The destruction of Jerusalem by the Babylonians in 586 BCE is considered one of the most important events of ancient times and has left a lasting impact on world religions to this day. However, while the Bible describes how the invaders “set fire to […] all the houses of Jerusalem,” scientists are only now beginning to reconstruct how the famous siege actually went down.
For obvious reasons, recreating a destructive event that happened more than 2,500 years ago is quite a challenge, and it’s difficult to attribute ashes, charred remains, or other evidence of fire to a specific occurrence. However, using a series of advanced analytical techniques, researchers have now managed to reconstruct a Babylonian blaze in one of the buildings that fell during the epic raid.
“Building 100 was an extraordinarily large and rich elite building, thoroughly destroyed during the Babylonian campaign,” explain the authors in the study. Consisting of two stories, the luxury residence is thought to have been occupied until its destruction, and shows clear evidence of burning.

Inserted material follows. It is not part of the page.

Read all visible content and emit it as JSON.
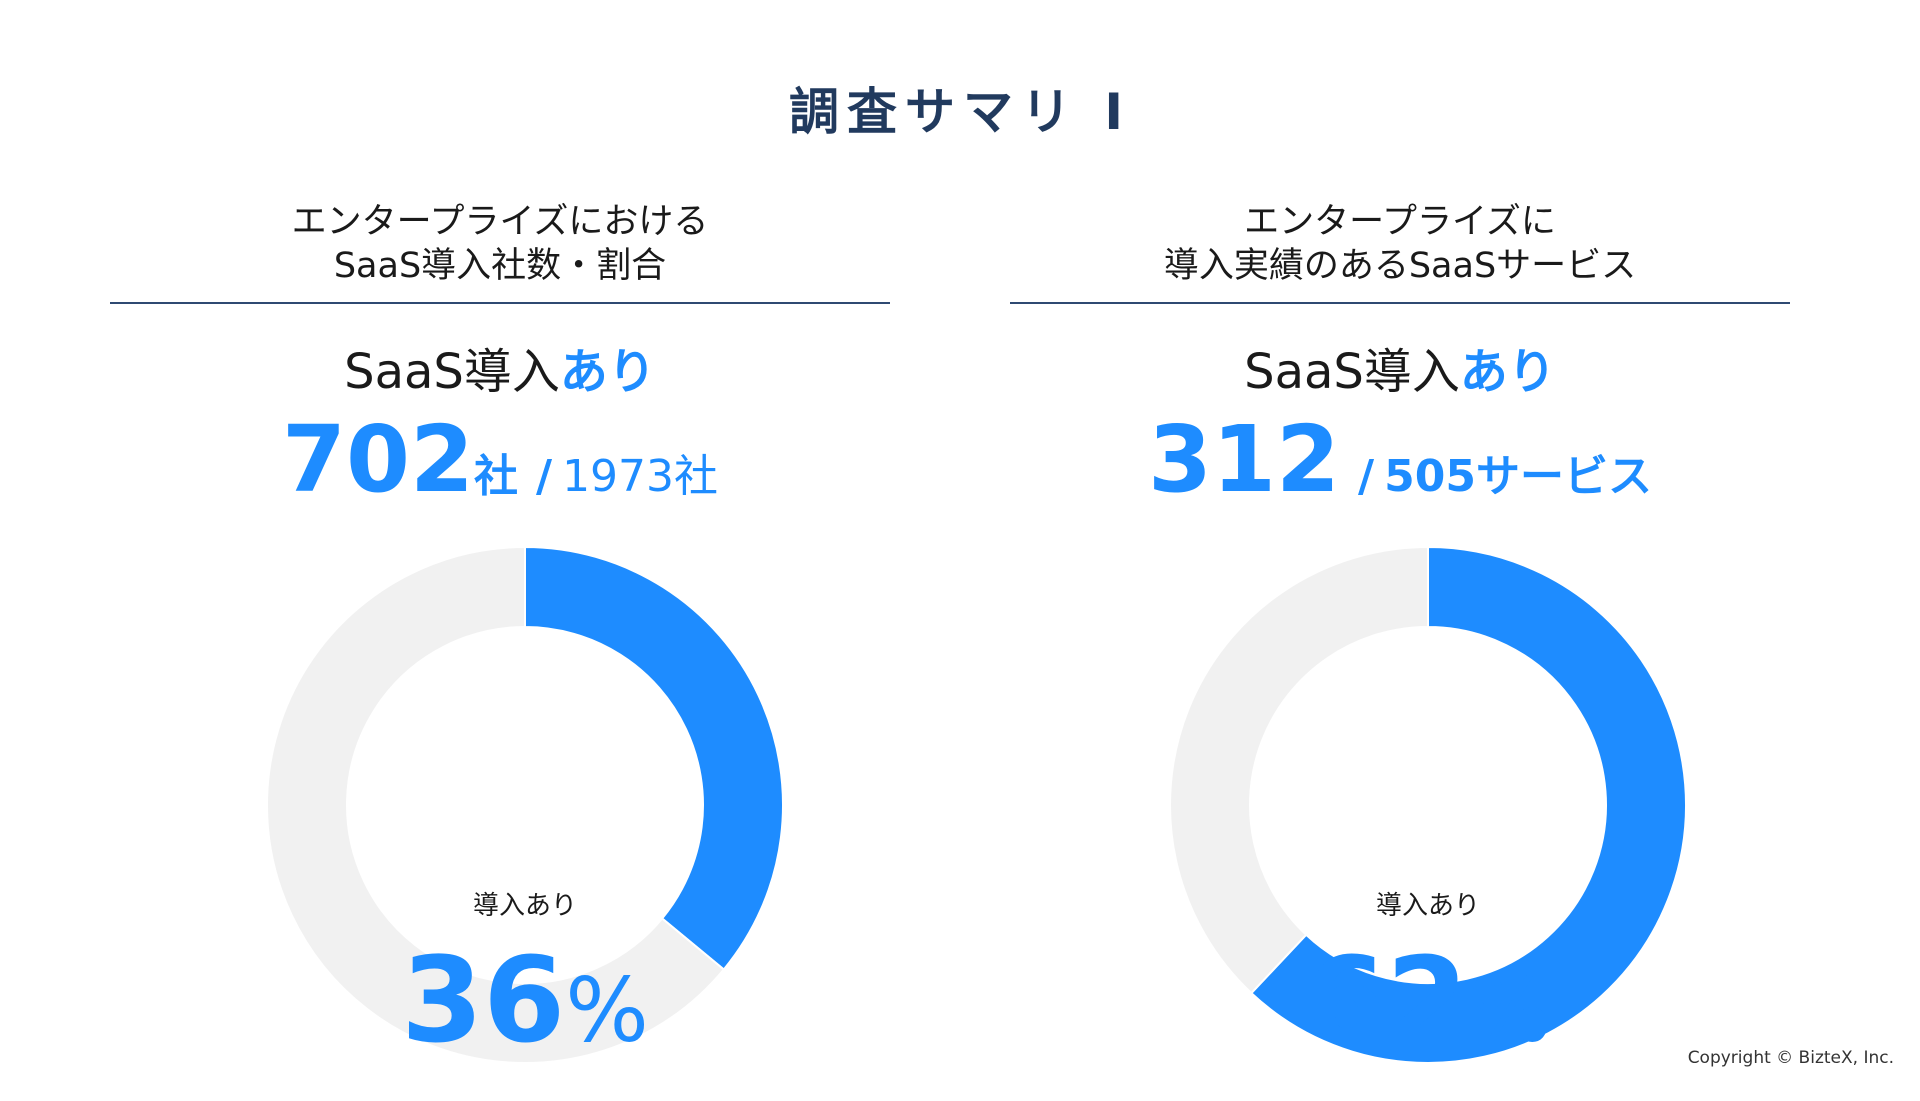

To determine the point of ignition and retrace the path of the blaze, the researchers examined magnetic signals in shards of broken pottery and shattered floor segments found inside the building. Naturally, magnetic signals in Jerusalem generally point northwards, yet some of the artifacts displayed signals pointing in other directions, indicating that they were altered during the original firing of the materials in a kiln.
However, other fragments contained magnetic signals that were closer to north, suggesting that they had been demagnetized at some point after their firing. Given that it takes extremely high temperatures for such signals to be erased, the researchers suspect that these items were engulfed by flames during the Babylonian campaign.
In this way, the study authors were able to build a picture of how the fire traveled through the building. For instance, they discovered that the conflagration was strongest on the upper floor, where a greater proportion of artifacts had been thermally demagnetized.
In contrast, the fire didn’t get going on the bottom floor, probably because the ceiling caved in and smothered the flames below. Of the three rooms on the lower level, two showed no signs of extreme heat while one contained evidence of a short-lived, localized fire that failed to spread.
“The widespread presence of charred remains suggests a deliberate destruction by fire, which was ignited at several locations in the top and bottom floors, with heat rising to burn the ceiling of the bottom floor,” write the researchers. “The spread of the fire and the rapid collapse of the building indicate that the destroyers invested great efforts to completely demolish the building and take it out of use,” they add.
According to the Biblical account of the siege, the legendary First Temple - also known as Solomon’s Temple - was among the buildings burned to the ground by the Babylonians. While no direct archaeological evidence for the temple’s existence (or destruction) has ever been found, this latest study does at least provide the first scientific account of what happened in Jerusalem in 586 BCE.
The study has been published in The Journal of Archaeological Science.